There were more than a few touches of improbability in this victory, however, just as Flutie's entire career has seemed so improbable. For in this game of breathtakingly proficient, precision passing—little Flutie and Miami's 6'5" sophomore phenom Bernie Kosar put the ball up 84 times for 919 yards between them—it was that most imprecise of passes that did the dirty deed. The Hail Mary. The Everybody Go Long. The play you launch on a wing and a prayer when all time is gone and all else has failed. In the BC playbook, it's called Flood Tip, and it works (rarely) the way it sounds.

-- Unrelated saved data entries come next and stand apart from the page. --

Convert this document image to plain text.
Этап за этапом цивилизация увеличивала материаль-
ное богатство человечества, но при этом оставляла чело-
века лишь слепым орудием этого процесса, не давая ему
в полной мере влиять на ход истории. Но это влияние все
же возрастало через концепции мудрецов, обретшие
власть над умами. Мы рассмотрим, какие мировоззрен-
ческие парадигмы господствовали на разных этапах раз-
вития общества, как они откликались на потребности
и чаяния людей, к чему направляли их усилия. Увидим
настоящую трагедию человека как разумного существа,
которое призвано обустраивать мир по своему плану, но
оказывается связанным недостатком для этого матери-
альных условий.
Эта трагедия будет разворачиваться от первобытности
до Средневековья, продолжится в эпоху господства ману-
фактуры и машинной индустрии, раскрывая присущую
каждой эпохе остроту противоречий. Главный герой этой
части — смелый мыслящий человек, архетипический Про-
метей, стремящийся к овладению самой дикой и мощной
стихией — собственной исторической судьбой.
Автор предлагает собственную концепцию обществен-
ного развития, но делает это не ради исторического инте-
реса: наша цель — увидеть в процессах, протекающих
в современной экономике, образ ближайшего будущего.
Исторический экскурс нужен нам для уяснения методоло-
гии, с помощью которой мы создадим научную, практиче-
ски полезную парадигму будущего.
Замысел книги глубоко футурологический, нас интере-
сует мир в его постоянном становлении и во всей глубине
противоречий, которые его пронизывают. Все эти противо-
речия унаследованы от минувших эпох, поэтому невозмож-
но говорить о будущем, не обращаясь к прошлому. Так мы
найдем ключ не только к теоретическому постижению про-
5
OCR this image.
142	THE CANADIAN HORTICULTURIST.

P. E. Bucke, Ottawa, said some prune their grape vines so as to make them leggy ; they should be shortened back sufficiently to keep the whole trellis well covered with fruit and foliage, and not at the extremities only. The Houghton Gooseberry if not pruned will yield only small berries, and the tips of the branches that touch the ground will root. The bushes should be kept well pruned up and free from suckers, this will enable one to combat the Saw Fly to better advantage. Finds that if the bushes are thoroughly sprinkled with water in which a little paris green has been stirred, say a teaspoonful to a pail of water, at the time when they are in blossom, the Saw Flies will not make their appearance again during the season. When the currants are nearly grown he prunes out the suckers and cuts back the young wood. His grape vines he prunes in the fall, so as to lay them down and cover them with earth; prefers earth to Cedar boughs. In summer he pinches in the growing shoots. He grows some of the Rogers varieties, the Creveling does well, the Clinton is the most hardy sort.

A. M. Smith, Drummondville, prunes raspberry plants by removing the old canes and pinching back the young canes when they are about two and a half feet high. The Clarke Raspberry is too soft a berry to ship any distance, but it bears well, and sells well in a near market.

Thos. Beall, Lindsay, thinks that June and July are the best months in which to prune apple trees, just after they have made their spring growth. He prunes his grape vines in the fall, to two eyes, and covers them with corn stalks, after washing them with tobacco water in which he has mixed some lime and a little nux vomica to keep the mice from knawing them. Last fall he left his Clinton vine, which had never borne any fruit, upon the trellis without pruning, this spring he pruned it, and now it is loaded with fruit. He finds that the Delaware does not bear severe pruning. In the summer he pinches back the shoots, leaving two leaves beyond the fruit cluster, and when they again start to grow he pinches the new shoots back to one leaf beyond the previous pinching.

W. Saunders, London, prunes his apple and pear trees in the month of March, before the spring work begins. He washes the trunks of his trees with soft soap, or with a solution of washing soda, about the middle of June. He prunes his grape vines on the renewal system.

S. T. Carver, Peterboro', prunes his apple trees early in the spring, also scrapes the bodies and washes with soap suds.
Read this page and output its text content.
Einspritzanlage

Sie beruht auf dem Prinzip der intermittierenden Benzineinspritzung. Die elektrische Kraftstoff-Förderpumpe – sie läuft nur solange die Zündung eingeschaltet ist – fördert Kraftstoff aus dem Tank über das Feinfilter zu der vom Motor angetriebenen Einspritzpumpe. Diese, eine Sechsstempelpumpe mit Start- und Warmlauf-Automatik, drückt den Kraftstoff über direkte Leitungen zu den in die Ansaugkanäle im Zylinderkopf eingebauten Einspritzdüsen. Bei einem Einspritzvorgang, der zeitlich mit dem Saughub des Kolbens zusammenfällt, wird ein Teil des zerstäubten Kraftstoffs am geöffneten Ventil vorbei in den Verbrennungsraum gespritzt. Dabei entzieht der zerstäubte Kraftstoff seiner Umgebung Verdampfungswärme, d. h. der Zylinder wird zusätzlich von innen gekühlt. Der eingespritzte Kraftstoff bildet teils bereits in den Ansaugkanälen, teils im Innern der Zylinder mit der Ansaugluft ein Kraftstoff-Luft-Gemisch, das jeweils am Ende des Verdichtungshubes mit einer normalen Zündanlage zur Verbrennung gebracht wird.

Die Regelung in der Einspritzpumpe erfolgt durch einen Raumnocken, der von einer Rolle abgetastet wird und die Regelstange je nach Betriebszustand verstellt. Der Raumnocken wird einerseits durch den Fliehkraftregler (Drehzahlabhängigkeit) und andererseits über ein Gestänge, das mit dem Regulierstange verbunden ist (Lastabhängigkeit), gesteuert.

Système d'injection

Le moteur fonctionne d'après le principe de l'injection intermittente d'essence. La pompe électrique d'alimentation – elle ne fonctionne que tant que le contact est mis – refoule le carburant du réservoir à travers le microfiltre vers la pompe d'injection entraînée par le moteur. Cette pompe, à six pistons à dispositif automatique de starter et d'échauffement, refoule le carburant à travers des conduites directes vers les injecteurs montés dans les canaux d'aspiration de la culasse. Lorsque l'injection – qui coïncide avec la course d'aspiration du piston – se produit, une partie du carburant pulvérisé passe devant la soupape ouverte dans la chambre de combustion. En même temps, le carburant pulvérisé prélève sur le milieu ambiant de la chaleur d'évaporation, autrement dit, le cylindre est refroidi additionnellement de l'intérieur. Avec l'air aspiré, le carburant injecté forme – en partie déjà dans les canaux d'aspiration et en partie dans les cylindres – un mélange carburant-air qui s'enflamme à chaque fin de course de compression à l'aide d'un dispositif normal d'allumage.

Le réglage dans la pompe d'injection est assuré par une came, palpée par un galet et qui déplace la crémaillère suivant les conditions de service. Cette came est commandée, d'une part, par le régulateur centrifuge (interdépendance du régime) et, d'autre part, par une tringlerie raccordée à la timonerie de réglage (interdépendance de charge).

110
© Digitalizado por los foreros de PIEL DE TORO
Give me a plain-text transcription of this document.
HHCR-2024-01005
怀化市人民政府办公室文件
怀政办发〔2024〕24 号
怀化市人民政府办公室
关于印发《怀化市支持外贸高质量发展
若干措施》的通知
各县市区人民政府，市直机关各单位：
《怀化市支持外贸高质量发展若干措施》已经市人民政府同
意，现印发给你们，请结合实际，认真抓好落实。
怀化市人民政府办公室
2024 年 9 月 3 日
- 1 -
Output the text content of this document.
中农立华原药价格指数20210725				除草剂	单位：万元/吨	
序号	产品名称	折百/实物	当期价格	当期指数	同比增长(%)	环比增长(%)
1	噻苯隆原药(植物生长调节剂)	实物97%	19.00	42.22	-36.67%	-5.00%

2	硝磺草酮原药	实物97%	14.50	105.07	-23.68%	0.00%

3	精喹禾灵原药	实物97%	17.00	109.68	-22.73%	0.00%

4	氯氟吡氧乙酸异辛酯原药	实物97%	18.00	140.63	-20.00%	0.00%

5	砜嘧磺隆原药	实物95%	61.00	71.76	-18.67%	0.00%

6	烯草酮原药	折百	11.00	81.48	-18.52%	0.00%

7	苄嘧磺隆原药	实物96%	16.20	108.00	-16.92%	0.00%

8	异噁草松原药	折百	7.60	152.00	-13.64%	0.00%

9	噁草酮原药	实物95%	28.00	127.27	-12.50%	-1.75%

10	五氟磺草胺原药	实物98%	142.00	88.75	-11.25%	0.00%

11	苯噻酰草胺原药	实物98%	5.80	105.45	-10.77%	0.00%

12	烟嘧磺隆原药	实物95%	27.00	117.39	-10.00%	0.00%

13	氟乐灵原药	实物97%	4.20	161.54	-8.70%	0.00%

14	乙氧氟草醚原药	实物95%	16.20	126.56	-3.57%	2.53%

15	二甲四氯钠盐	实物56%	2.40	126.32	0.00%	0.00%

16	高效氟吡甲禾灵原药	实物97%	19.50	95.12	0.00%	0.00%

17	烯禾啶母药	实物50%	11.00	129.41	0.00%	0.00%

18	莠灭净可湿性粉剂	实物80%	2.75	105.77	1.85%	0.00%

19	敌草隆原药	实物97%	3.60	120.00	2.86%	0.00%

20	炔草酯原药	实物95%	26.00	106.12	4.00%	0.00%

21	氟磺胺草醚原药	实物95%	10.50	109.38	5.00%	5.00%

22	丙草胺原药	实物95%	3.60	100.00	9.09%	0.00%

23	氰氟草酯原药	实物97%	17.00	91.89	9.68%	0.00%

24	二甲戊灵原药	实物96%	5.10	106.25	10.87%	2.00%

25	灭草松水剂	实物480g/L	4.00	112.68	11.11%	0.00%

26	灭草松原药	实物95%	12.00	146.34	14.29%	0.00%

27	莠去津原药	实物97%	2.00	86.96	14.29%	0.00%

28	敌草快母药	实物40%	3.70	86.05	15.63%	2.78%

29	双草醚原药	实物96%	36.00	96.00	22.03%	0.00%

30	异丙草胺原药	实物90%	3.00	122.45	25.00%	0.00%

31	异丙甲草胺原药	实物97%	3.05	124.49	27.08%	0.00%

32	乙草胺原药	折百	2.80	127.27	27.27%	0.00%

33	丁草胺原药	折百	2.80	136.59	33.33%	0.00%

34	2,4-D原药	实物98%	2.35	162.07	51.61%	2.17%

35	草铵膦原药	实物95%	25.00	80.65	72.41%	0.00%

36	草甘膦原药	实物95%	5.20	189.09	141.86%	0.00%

With six seconds on the clock and Miami ahead 45-41, three BC receivers were deployed far to the right side, with Phelan as the middle man. At the snap, they were to sprint downfield as fast and as far as they could, in hopes of arriving in the end zone together—flooding it—about the same time Flutie's pass got there. (Fullback Steve Strachan was supposed to block for Flutie, but he, too, ran deep downfield.) If any one was near the ball but couldn't catch it, his job was to tip it up in the air for somebody who could, somebody, the Eagles hoped, in the same color jersey. On the sideline as the play started, coach Jack Bicknell was "already forming in my mind what I would tell our kids after we lost." That's how much faith he had in Flood Tip.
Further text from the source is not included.